Meno male che, senza alcun preavviso, giunse infine l'estate in cui tutti i vecchi del mondo smisero contemporaneamente di rimanere in casa durante le ore più calde del giorno, di tenersi idratati con almeno due litri d'acqua, di indossare vestiti leggeri e mangiare molta frutta e verdura. Boicottarono in tronco l'aria condizionata, provocando la fulminea disfatta militare dell'esercito russo; smisero di formare code infinite agli uffici postali e di occupare indebitamente sedili sui mezzi pubblici, saltando da una parte all'altra delle città come sotto effetto di benzedrina. E quando poi si scoprì che, effettivamente, quel nuovo dolcificante dietetico inviato dall'Unione Europea era davvero benzedrina e che si trattava di un subdolo piano di Strasburgo per renderli tossicodipendenti e alleggerire l'ormai imponente carico del welfare, nessuno riuscì davvero a stupirsi. Finalmente le prospettive di ciò che era desiderabile e ciò che sembrava moralmente giusto tornavano a coincidere senza sforzo alcuno.

Meno male che, all'ennesima impossibile richiesta dell'Imperatore dei Sette Mari Elon Musk di allungare la settimana lavorativa a 320 ore (di cui almeno 240 passate in ufficio), un timido impiegato fece notare, con voce fioca ma ferma, che in una settimana non c'erano nemmeno, 320 ore, e che l'unico motivo per cui Musk poteva arrogarsi questo assurdo diritto di fare imposizioni tanto radicali stava, in sostanza, nella fonte amorale del suo cannibalistico potere sociale, la cui colpa andava cercata nel (e ascritta al) capitalismo, anzi, al turbocapitalismo, anzi, all'ultima frontiera della disumanizzazione produttivocentrica.

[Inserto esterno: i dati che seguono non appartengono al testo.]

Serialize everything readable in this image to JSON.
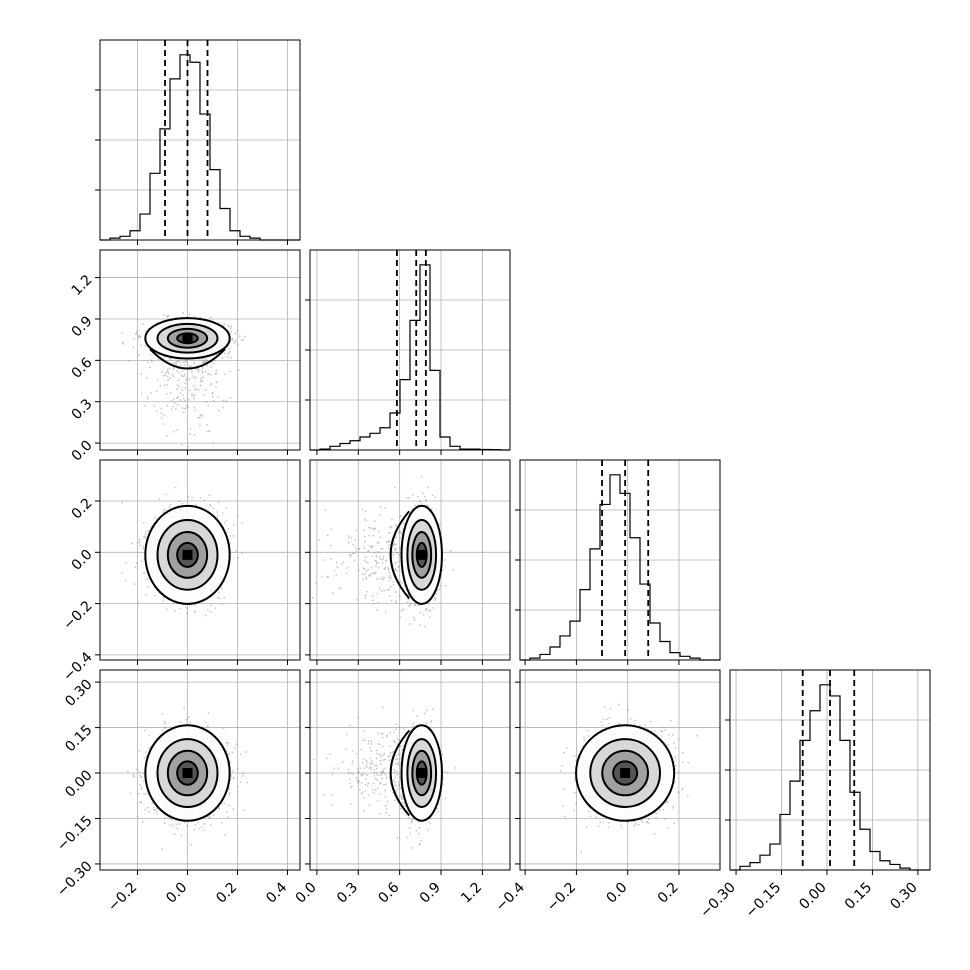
{
  "chart_data": {
    "type": "scatter",
    "variant": "corner-plot",
    "title": "",
    "grid": true,
    "parameters": [
      {
        "index": 0,
        "range": [
          -0.35,
          0.45
        ],
        "mean": 0.0,
        "sd": 0.075,
        "quantiles": [
          -0.09,
          0.0,
          0.08
        ],
        "ticks": [
          -0.2,
          0.0,
          0.2,
          0.4
        ],
        "tick_labels": [
          "−0.2",
          "0.0",
          "0.2",
          "0.4"
        ]
      },
      {
        "index": 1,
        "range": [
          -0.05,
          1.4
        ],
        "mean": 0.7,
        "sd": 0.13,
        "quantiles": [
          0.58,
          0.72,
          0.79
        ],
        "ticks": [
          0.0,
          0.3,
          0.6,
          0.9,
          1.2
        ],
        "tick_labels": [
          "0.0",
          "0.3",
          "0.6",
          "0.9",
          "1.2"
        ]
      },
      {
        "index": 2,
        "range": [
          -0.42,
          0.36
        ],
        "mean": -0.01,
        "sd": 0.085,
        "quantiles": [
          -0.1,
          -0.01,
          0.08
        ],
        "ticks": [
          -0.4,
          -0.2,
          0.0,
          0.2
        ],
        "tick_labels": [
          "−0.4",
          "−0.2",
          "0.0",
          "0.2"
        ]
      },
      {
        "index": 3,
        "range": [
          -0.32,
          0.34
        ],
        "mean": 0.0,
        "sd": 0.07,
        "quantiles": [
          -0.08,
          0.01,
          0.09
        ],
        "ticks": [
          -0.3,
          -0.15,
          0.0,
          0.15,
          0.3
        ],
        "tick_labels": [
          "−0.30",
          "−0.15",
          "0.00",
          "0.15",
          "0.30"
        ]
      }
    ],
    "histograms": [
      {
        "param": 0,
        "bin_edges_start": -0.35,
        "bin_width": 0.04,
        "heights": [
          0,
          0.01,
          0.02,
          0.05,
          0.14,
          0.36,
          0.6,
          0.87,
          1.0,
          0.96,
          0.68,
          0.38,
          0.17,
          0.05,
          0.02,
          0.01,
          0,
          0,
          0,
          0
        ]
      },
      {
        "param": 1,
        "bin_edges_start": -0.05,
        "bin_width": 0.0725,
        "heights": [
          0,
          0.005,
          0.02,
          0.035,
          0.05,
          0.07,
          0.09,
          0.12,
          0.2,
          0.38,
          0.7,
          1.0,
          0.43,
          0.07,
          0.02,
          0.005,
          0.005,
          0.003,
          0.002,
          0
        ]
      },
      {
        "param": 2,
        "bin_edges_start": -0.42,
        "bin_width": 0.039,
        "heights": [
          0,
          0.01,
          0.03,
          0.07,
          0.13,
          0.21,
          0.38,
          0.6,
          0.84,
          1.0,
          0.9,
          0.66,
          0.41,
          0.2,
          0.1,
          0.04,
          0.02,
          0.01,
          0,
          0
        ]
      },
      {
        "param": 3,
        "bin_edges_start": -0.32,
        "bin_width": 0.033,
        "heights": [
          0,
          0.02,
          0.04,
          0.08,
          0.14,
          0.3,
          0.48,
          0.7,
          0.86,
          1.0,
          0.94,
          0.7,
          0.42,
          0.22,
          0.1,
          0.05,
          0.03,
          0.01,
          0,
          0
        ]
      }
    ],
    "pairs": [
      {
        "x": 0,
        "y": 1,
        "note": "y concentrated near 0.75 with tail to 0.0"
      },
      {
        "x": 0,
        "y": 2
      },
      {
        "x": 1,
        "y": 2
      },
      {
        "x": 0,
        "y": 3
      },
      {
        "x": 1,
        "y": 3
      },
      {
        "x": 2,
        "y": 3
      }
    ]
  }
}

Erano parole potenti, nobili persino, ma caddero irrimediabilmente nel vuoto perché, in quello stesso istante, un commando di guerriglieri marxisti irruppe nel lussuoso salone da cui Musk e il suo entourage trasmettevano in mondovisione e li giustiziarono sommariamente. Com'è ingiusta a volte la storia: anche quando ti esponi nel dire e fare la cosa giusta, mai nessuno che ti caghi.